CNN - style transfer performance

We’ve been trying several style transfer models available on public domain on iOS with Metal Performance Shaders CNN, mlmodelzoo CoreML models and we are not happy with its performance yet.

For MPSCNN we use 512 x 512 output images and for mlmodelzoo’s models we have to use 480 x 640. On an iPhone 6 the best MPSCNN gave us something like 0.8 secs / image and mlmodelzoo’s gave us near 5 secs / image. Note that this does not mean that CoreML is slower, the model used was the key, though.

By looking to some known apps out there we saw that Apple Clips has two filters that really run real time! **** real time!

Our best results seem to be close to Facebook app (that has also a few filters with style transfer).

Any idea what are the models used in Apple Clips?

Replies

Public domain models are often not optimized for mobile GPUs. Often researchers will use VGGNet for the CNN part of their network, which is really slow (but convenient to use if you're a researcher). One way to optimize the model is to replace the VGGNet layers with something like MobileNet or SqueezeNet, but this does require retraining of the model from scratch.
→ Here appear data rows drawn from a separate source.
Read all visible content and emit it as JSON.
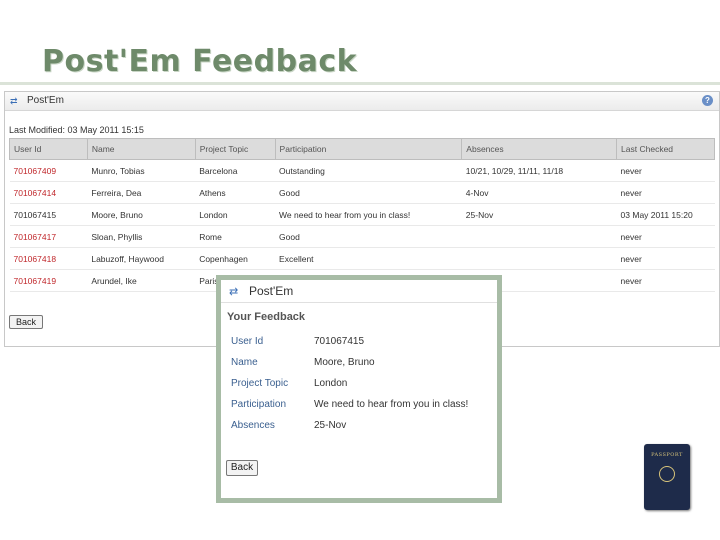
{
  "slide": {
    "title": "Post'Em Feedback"
  },
  "window": {
    "title": "Post'Em",
    "help": "?"
  },
  "last_modified": "Last Modified: 03 May 2011 15:15",
  "table": {
    "headers": [
      "User Id",
      "Name",
      "Project Topic",
      "Participation",
      "Absences",
      "Last Checked"
    ],
    "rows": [
      [
        "701067409",
        "Munro, Tobias",
        "Barcelona",
        "Outstanding",
        "10/21, 10/29, 11/11, 11/18",
        "never"
      ],
      [
        "701067414",
        "Ferreira, Dea",
        "Athens",
        "Good",
        "4-Nov",
        "never"
      ],
      [
        "701067415",
        "Moore, Bruno",
        "London",
        "We need to hear from you in class!",
        "25-Nov",
        "03 May 2011 15:20"
      ],
      [
        "701067417",
        "Sloan, Phyllis",
        "Rome",
        "Good",
        "",
        "never"
      ],
      [
        "701067418",
        "Labuzoff, Haywood",
        "Copenhagen",
        "Excellent",
        "",
        "never"
      ],
      [
        "701067419",
        "Arundel, Ike",
        "Paris",
        "",
        "",
        "never"
      ]
    ],
    "highlight_color": "#c0282c"
  },
  "back_label": "Back",
  "popup": {
    "title": "Post'Em",
    "heading": "Your Feedback",
    "fields": [
      {
        "label": "User Id",
        "value": "701067415"
      },
      {
        "label": "Name",
        "value": "Moore, Bruno"
      },
      {
        "label": "Project Topic",
        "value": "London"
      },
      {
        "label": "Participation",
        "value": "We need to hear from you in class!"
      },
      {
        "label": "Absences",
        "value": "25-Nov"
      }
    ],
    "back_label": "Back",
    "border_color": "#a8bca6"
  },
  "icons": {
    "app": "postem-arrows-icon",
    "help": "help-icon",
    "decor": "passport-icon"
  },
  "passport": {
    "label": "PASSPORT"
  }
}
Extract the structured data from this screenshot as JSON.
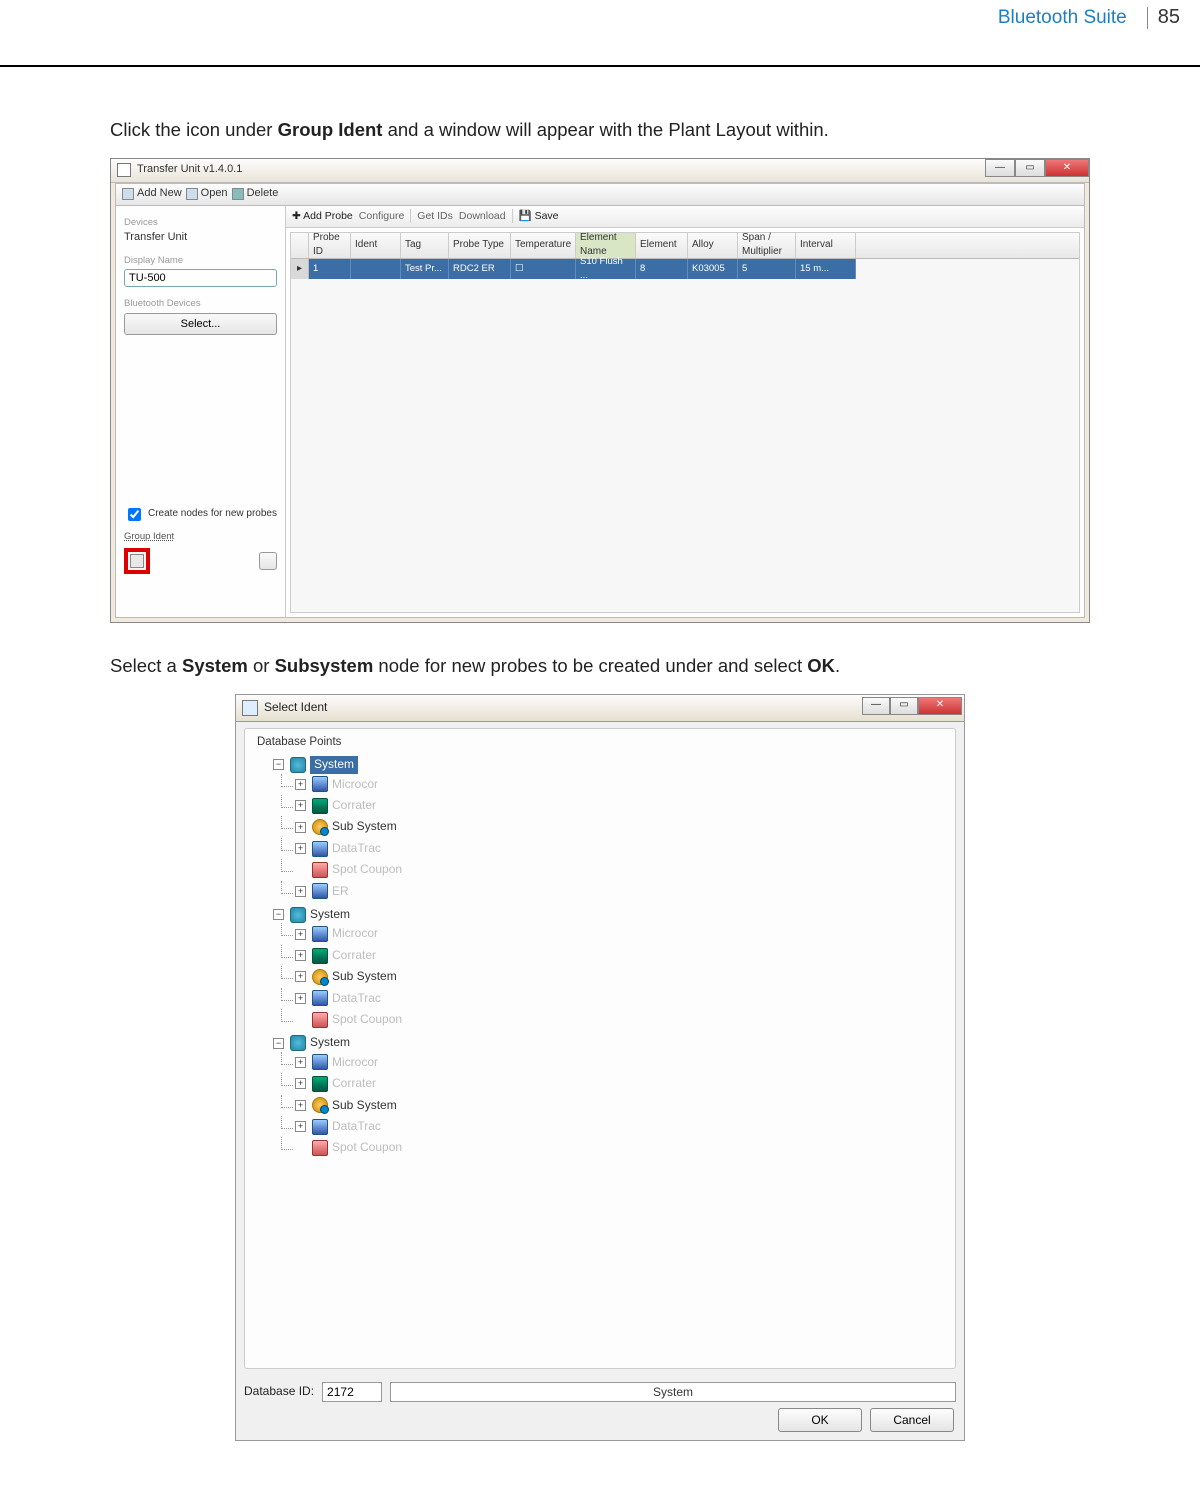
{
  "header": {
    "title": "Bluetooth Suite",
    "page": "85"
  },
  "instr1_a": "Click the icon under ",
  "instr1_b": "Group Ident",
  "instr1_c": " and a window will appear with the Plant Layout within.",
  "instr2_a": "Select a ",
  "instr2_b": "System",
  "instr2_c": " or ",
  "instr2_d": "Subsystem",
  "instr2_e": " node for new probes to be created under and select ",
  "instr2_f": "OK",
  "instr2_g": ".",
  "shot1": {
    "title": "Transfer Unit v1.4.0.1",
    "toolbar1": {
      "addnew": "Add New",
      "open": "Open",
      "delete": "Delete"
    },
    "left": {
      "devices_lbl": "Devices",
      "device": "Transfer Unit",
      "display_name_lbl": "Display Name",
      "display_name": "TU-500",
      "bt_lbl": "Bluetooth Devices",
      "select": "Select...",
      "create_nodes": "Create nodes for new probes",
      "group_ident": "Group Ident"
    },
    "toolbar2": {
      "add": "Add Probe",
      "conf": "Configure",
      "getids": "Get IDs",
      "download": "Download",
      "save": "Save"
    },
    "cols": {
      "probeid": "Probe ID",
      "ident": "Ident",
      "tag": "Tag",
      "ptype": "Probe Type",
      "temp": "Temperature",
      "ename": "Element Name",
      "elem": "Element",
      "alloy": "Alloy",
      "span": "Span / Multiplier",
      "interval": "Interval"
    },
    "row": {
      "probeid": "1",
      "ident": "",
      "tag": "Test Pr...",
      "ptype": "RDC2 ER",
      "temp_chk": "☐",
      "ename": "S10 Flush ...",
      "elem": "8",
      "alloy": "K03005",
      "span": "5",
      "interval": "15 m..."
    }
  },
  "shot2": {
    "title": "Select Ident",
    "group": "Database Points",
    "tree": [
      {
        "label": "System",
        "selected": true,
        "children": [
          {
            "icon": "microcor",
            "label": "Microcor"
          },
          {
            "icon": "corrater",
            "label": "Corrater"
          },
          {
            "icon": "sub",
            "label": "Sub System",
            "on": true
          },
          {
            "icon": "data",
            "label": "DataTrac"
          },
          {
            "icon": "span",
            "label": "Spot Coupon",
            "leaf": true
          },
          {
            "icon": "er",
            "label": "ER"
          }
        ]
      },
      {
        "label": "System",
        "children": [
          {
            "icon": "microcor",
            "label": "Microcor"
          },
          {
            "icon": "corrater",
            "label": "Corrater"
          },
          {
            "icon": "sub",
            "label": "Sub System",
            "on": true
          },
          {
            "icon": "data",
            "label": "DataTrac"
          },
          {
            "icon": "span",
            "label": "Spot Coupon",
            "leaf": true
          }
        ]
      },
      {
        "label": "System",
        "children": [
          {
            "icon": "microcor",
            "label": "Microcor"
          },
          {
            "icon": "corrater",
            "label": "Corrater"
          },
          {
            "icon": "sub",
            "label": "Sub System",
            "on": true
          },
          {
            "icon": "data",
            "label": "DataTrac"
          },
          {
            "icon": "span",
            "label": "Spot Coupon",
            "leaf": true
          }
        ]
      }
    ],
    "db_id_lbl": "Database ID:",
    "db_id": "2172",
    "path": "System",
    "ok": "OK",
    "cancel": "Cancel"
  }
}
I wrote a converter for our neural style transfer networks to CoreML and they run much faster on current iOS devices then even our desktop implementation. So it can't be an issue with CoreML.
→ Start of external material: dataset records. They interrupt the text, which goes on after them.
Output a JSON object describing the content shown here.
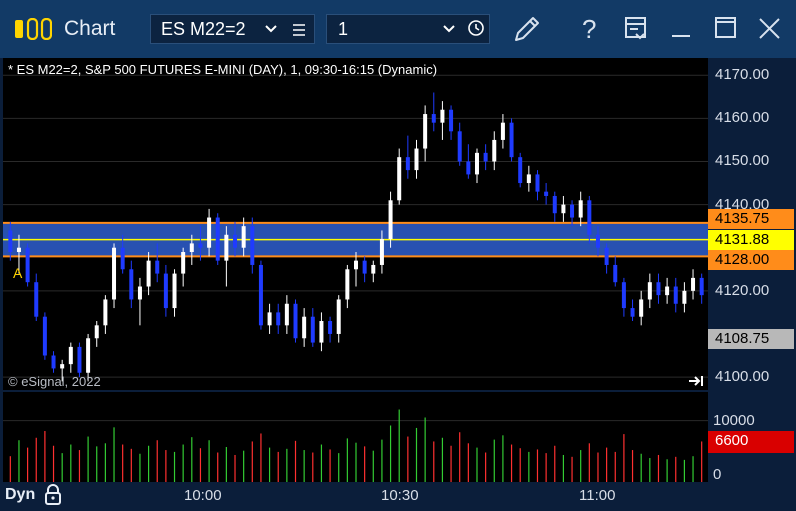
{
  "window": {
    "title": "Chart",
    "symbol_selector": "ES M22=2",
    "interval_selector": "1"
  },
  "chart": {
    "header": "* ES M22=2, S&P 500 FUTURES E-MINI (DAY), 1, 09:30-16:15 (Dynamic)",
    "copyright": "© eSignal, 2022",
    "marker_label": "A",
    "price_axis": {
      "ticks": [
        "4170.00",
        "4160.00",
        "4150.00",
        "4140.00",
        "4120.00",
        "4100.00"
      ],
      "tick_values": [
        4170,
        4160,
        4150,
        4140,
        4120,
        4100
      ],
      "range": [
        4097,
        4174
      ]
    },
    "price_tags": [
      {
        "label": "4135.75",
        "value": 4135.75,
        "bg": "#ff8c1a",
        "fg": "#000000"
      },
      {
        "label": "4131.88",
        "value": 4131.88,
        "bg": "#ffff00",
        "fg": "#000000"
      },
      {
        "label": "4128.00",
        "value": 4128.0,
        "bg": "#ff8c1a",
        "fg": "#000000"
      },
      {
        "label": "4108.75",
        "value": 4108.75,
        "bg": "#b8b8b8",
        "fg": "#000000"
      }
    ],
    "band": {
      "upper": 4135.75,
      "lower": 4128.0,
      "mid": 4131.88,
      "color": "#2f5fd0"
    },
    "volume_axis": {
      "ticks": [
        "10000",
        "0"
      ],
      "tick_values": [
        10000,
        0
      ],
      "range": [
        0,
        14000
      ]
    },
    "volume_tag": {
      "label": "6600",
      "value": 6600,
      "bg": "#d90000",
      "fg": "#ffffff"
    },
    "time_axis": {
      "labels": [
        "10:00",
        "10:30",
        "11:00"
      ]
    },
    "footer": {
      "dyn_label": "Dyn"
    }
  },
  "chart_data": {
    "type": "candlestick",
    "interval_minutes": 1,
    "price_range": [
      4097,
      4174
    ],
    "series": [
      {
        "name": "price",
        "values": [
          [
            4134,
            4136,
            4127,
            4129
          ],
          [
            4129,
            4133,
            4124,
            4130
          ],
          [
            4130,
            4131,
            4121,
            4122
          ],
          [
            4122,
            4124,
            4113,
            4114
          ],
          [
            4114,
            4115,
            4104,
            4105
          ],
          [
            4105,
            4106,
            4101,
            4102
          ],
          [
            4102,
            4104,
            4099,
            4103
          ],
          [
            4103,
            4108,
            4101,
            4107
          ],
          [
            4107,
            4108,
            4100,
            4101
          ],
          [
            4101,
            4110,
            4099,
            4109
          ],
          [
            4109,
            4113,
            4107,
            4112
          ],
          [
            4112,
            4119,
            4110,
            4118
          ],
          [
            4118,
            4131,
            4116,
            4130
          ],
          [
            4130,
            4133,
            4124,
            4125
          ],
          [
            4125,
            4127,
            4116,
            4118
          ],
          [
            4118,
            4123,
            4112,
            4121
          ],
          [
            4121,
            4129,
            4119,
            4127
          ],
          [
            4127,
            4131,
            4122,
            4124
          ],
          [
            4124,
            4126,
            4114,
            4116
          ],
          [
            4116,
            4125,
            4114,
            4124
          ],
          [
            4124,
            4130,
            4121,
            4129
          ],
          [
            4129,
            4133,
            4126,
            4131
          ],
          [
            4131,
            4135,
            4127,
            4130
          ],
          [
            4130,
            4139,
            4128,
            4137
          ],
          [
            4137,
            4138,
            4126,
            4127
          ],
          [
            4127,
            4135,
            4121,
            4133
          ],
          [
            4133,
            4136,
            4128,
            4130
          ],
          [
            4130,
            4137,
            4128,
            4135
          ],
          [
            4135,
            4137,
            4124,
            4126
          ],
          [
            4126,
            4127,
            4111,
            4112
          ],
          [
            4112,
            4117,
            4110,
            4115
          ],
          [
            4115,
            4117,
            4110,
            4112
          ],
          [
            4112,
            4119,
            4110,
            4117
          ],
          [
            4117,
            4118,
            4108,
            4109
          ],
          [
            4109,
            4116,
            4107,
            4114
          ],
          [
            4114,
            4116,
            4107,
            4108
          ],
          [
            4108,
            4115,
            4106,
            4113
          ],
          [
            4113,
            4114,
            4108,
            4110
          ],
          [
            4110,
            4119,
            4108,
            4118
          ],
          [
            4118,
            4126,
            4116,
            4125
          ],
          [
            4125,
            4129,
            4121,
            4127
          ],
          [
            4127,
            4128,
            4122,
            4124
          ],
          [
            4124,
            4127,
            4122,
            4126
          ],
          [
            4126,
            4134,
            4124,
            4132
          ],
          [
            4132,
            4143,
            4130,
            4141
          ],
          [
            4141,
            4153,
            4140,
            4151
          ],
          [
            4151,
            4156,
            4146,
            4148
          ],
          [
            4148,
            4155,
            4146,
            4153
          ],
          [
            4153,
            4163,
            4150,
            4161
          ],
          [
            4161,
            4166,
            4157,
            4159
          ],
          [
            4159,
            4164,
            4155,
            4162
          ],
          [
            4162,
            4163,
            4155,
            4157
          ],
          [
            4157,
            4159,
            4149,
            4150
          ],
          [
            4150,
            4154,
            4146,
            4147
          ],
          [
            4147,
            4153,
            4145,
            4152
          ],
          [
            4152,
            4154,
            4148,
            4150
          ],
          [
            4150,
            4157,
            4148,
            4155
          ],
          [
            4155,
            4161,
            4153,
            4159
          ],
          [
            4159,
            4160,
            4150,
            4151
          ],
          [
            4151,
            4152,
            4144,
            4145
          ],
          [
            4145,
            4149,
            4143,
            4147
          ],
          [
            4147,
            4148,
            4141,
            4143
          ],
          [
            4143,
            4145,
            4140,
            4142
          ],
          [
            4142,
            4143,
            4136,
            4138
          ],
          [
            4138,
            4142,
            4136,
            4140
          ],
          [
            4140,
            4141,
            4135,
            4137
          ],
          [
            4137,
            4143,
            4135,
            4141
          ],
          [
            4141,
            4142,
            4131,
            4133
          ],
          [
            4133,
            4135,
            4128,
            4130
          ],
          [
            4130,
            4131,
            4124,
            4126
          ],
          [
            4126,
            4128,
            4121,
            4122
          ],
          [
            4122,
            4123,
            4114,
            4116
          ],
          [
            4116,
            4118,
            4113,
            4114
          ],
          [
            4114,
            4120,
            4112,
            4118
          ],
          [
            4118,
            4124,
            4116,
            4122
          ],
          [
            4122,
            4124,
            4117,
            4119
          ],
          [
            4119,
            4123,
            4117,
            4121
          ],
          [
            4121,
            4123,
            4115,
            4117
          ],
          [
            4117,
            4122,
            4115,
            4120
          ],
          [
            4120,
            4125,
            4118,
            4123
          ],
          [
            4123,
            4124,
            4117,
            4119
          ]
        ]
      }
    ],
    "volume": [
      4200,
      6800,
      5600,
      7200,
      8300,
      5900,
      4700,
      6100,
      5200,
      7400,
      5800,
      6300,
      8900,
      6100,
      5400,
      4600,
      5900,
      6800,
      5200,
      4900,
      6100,
      7300,
      5500,
      6800,
      4800,
      5700,
      4400,
      5100,
      6600,
      7900,
      5600,
      4900,
      5400,
      6700,
      5200,
      4800,
      6100,
      5300,
      4700,
      7100,
      6400,
      5800,
      5100,
      6900,
      9200,
      11800,
      7400,
      8800,
      10500,
      6600,
      7200,
      5900,
      8100,
      6300,
      5600,
      4800,
      6900,
      7600,
      6100,
      5500,
      4900,
      5300,
      4700,
      5900,
      4400,
      4100,
      5200,
      6300,
      4800,
      5600,
      4900,
      7800,
      5200,
      4600,
      3900,
      4400,
      3700,
      4100,
      3600,
      4200,
      6600
    ],
    "volume_range": [
      0,
      14000
    ]
  }
}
Also I'm most certain that Clips doens't use neural style transfer. Those filter look like "normal" image filters. You check out CoreImage for those.

For sure the issue is not CoreML. The issue is with model used and its associated graph.

As for clips, you might be right... Not sure, though.

We also use Philm as a benchmark and they claim to use deep learning for style transfer. Although they run real time, their results do not look that good. They seem to apply a filter with low resolution (maybe 256 x 256) and then blend it with original image.

kerfuffle do you have benchmarks that you can share?

VGG16 runs at 1-2 FPS on iPhone 6s and makes it very hot. MobileNet runs at 30 FPS on iPhone 6s and only makes it moderately hot. Accuracy of the two models is pretty much the same. MobileNet uses 4M parameters, VGG16 uses 138M parameters.


Although in all fairness, when VGG16 is used as the feature extractor in a larger model it may use fewer fully-connected layers and therefore is a bit faster than full VGG16.

What is your output resolution? Are you following what is described in "Perceptual Losses for Real Time Style Transfer and Super-Resolution"? We do and have instance normalization as described here "Instance Normalization: The Missing Ingredient for Fast Stylization"

I am not doing style transfer at all. Just pointing out that a lot of models published by researchers use VGG16 (or 19) as their feature extractor, which is incredibly slow on mobile.

Just a small note to the thread.

CoreML seems to be the best way to go now that it has the option to either run on GPU or CPU (>= beta 5). For iPhone 6 we have better performance running on CPU and for 7, it is much better to execute on GPU.

Having said this, you can take decisions in runtime and flag it appropreatly.